Уникум промолчал, но на слова Филиппа прореагировал дублер - он повернулся вместе с креслом и спросил:
- Мы не вернемся, командир?
- Как это не вернемся! Вернулись раз, вернемся и в другой. Иначе быть не может. Просто я хотел попугать нашего коллегу, пусть попереваривает информацию. А то уж очень ему скучно без дела.
- Он не без дела, командир, - сказал Бонтон. - Вы это сами отлично понимаете.
- Ах, ладно! У нас ведь "разгрузочный", не так ли? Можно и поразвлекаться. Привет, дружище, не беспокойтесь, все будет хорошо!
- Привет, - отозвался дублер и повернулся к пульту.
4
Зенон сидел у иллюминатора и, заглядывая в него, говорил:
- Вон справа - Лев. А еще чуть правее - Дева. Помнишь, когда мы с тобой...
- Ты становишься сентиментальным, старина, - добродушно прервал его Филипп, переодеваясь. - Осторожнее! Сначала сентиментальность, потом впадание в детство, а потом... Потом, сам знаешь, что бывает.
- У тебя сегодня легкое настроение, - сказал Зенон, и глаза его мигнули.
- Что правда, то правда - легкое. Хотел бы я, чтобы оно оставалось таким до конца. Но прежде всего я хочу есть. Сооруди там что-нибудь, пока я переоденусь.
- Пить будешь?
- Как всегда: бокал легкого вина. Моего! Легкое вино приличествует легкому настроению. Ты еще не забыл, что я пью в дороге? И что ем?
- Не забыл.
- Отлично.
Зенон удалился.
Филипп снял комбинезон, набросил халат, пошел в ванную, вернулся и сел за стол.
Да, настроение действительно легкое. И он выпьет два бокала, так и быть. Потому что необыкновенно легкое настроение, потому что "разгрузочный", потому что он привезет на землю из этого полета то, что не привозил никто и никогда.
- Два бокала, Зенон! - крикнул он через плечо. - Не один, а два!
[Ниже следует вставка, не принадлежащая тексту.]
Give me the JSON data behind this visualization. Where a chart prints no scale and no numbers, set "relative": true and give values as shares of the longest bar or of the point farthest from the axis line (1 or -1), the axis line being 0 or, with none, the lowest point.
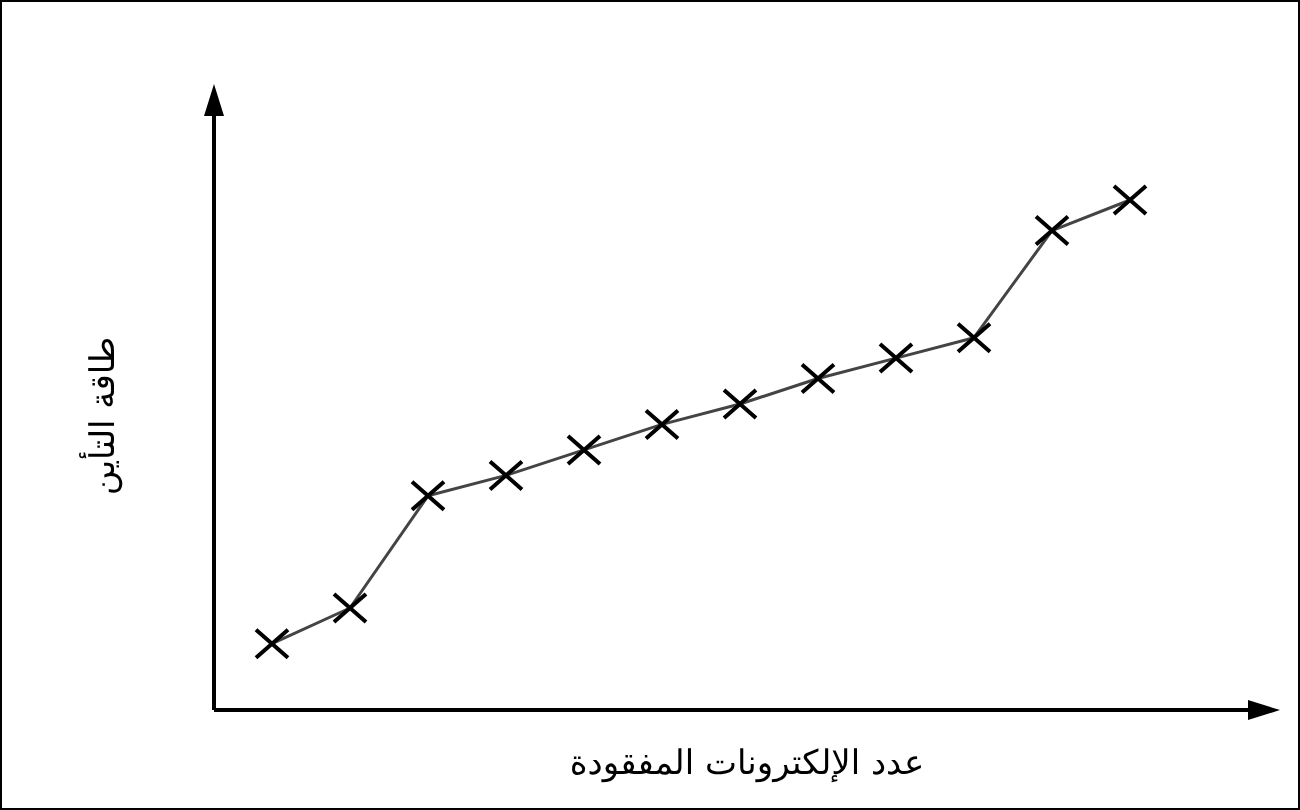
{
  "chart_data": {
    "type": "line",
    "relative": true,
    "xlabel": "عدد الإلكترونات المفقودة",
    "ylabel": "طاقة التأين",
    "categories": [
      null,
      null,
      null,
      null,
      null,
      null,
      null,
      null,
      null,
      null,
      null,
      null
    ],
    "series": [
      {
        "color": "#444444",
        "values": [
          0.13,
          0.2,
          0.42,
          0.46,
          0.51,
          0.56,
          0.6,
          0.65,
          0.69,
          0.73,
          0.94,
          1
        ]
      }
    ],
    "marker": "cross",
    "grid": false
  }
}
Я буду долго спать! Я хочу долго спать!
Зенон внес завтрак. Вино в бокале золотисто искрилось. Филипп улыбался, потягивая его.
- Извини, старина, но, честное слово, мне жаль, что ты не можешь отведать этой прелести. Какое непростительное упущение в вашем устройстве! Сейчас бы мы чокнулись с тобой и вместе насладились. Что скажешь, а?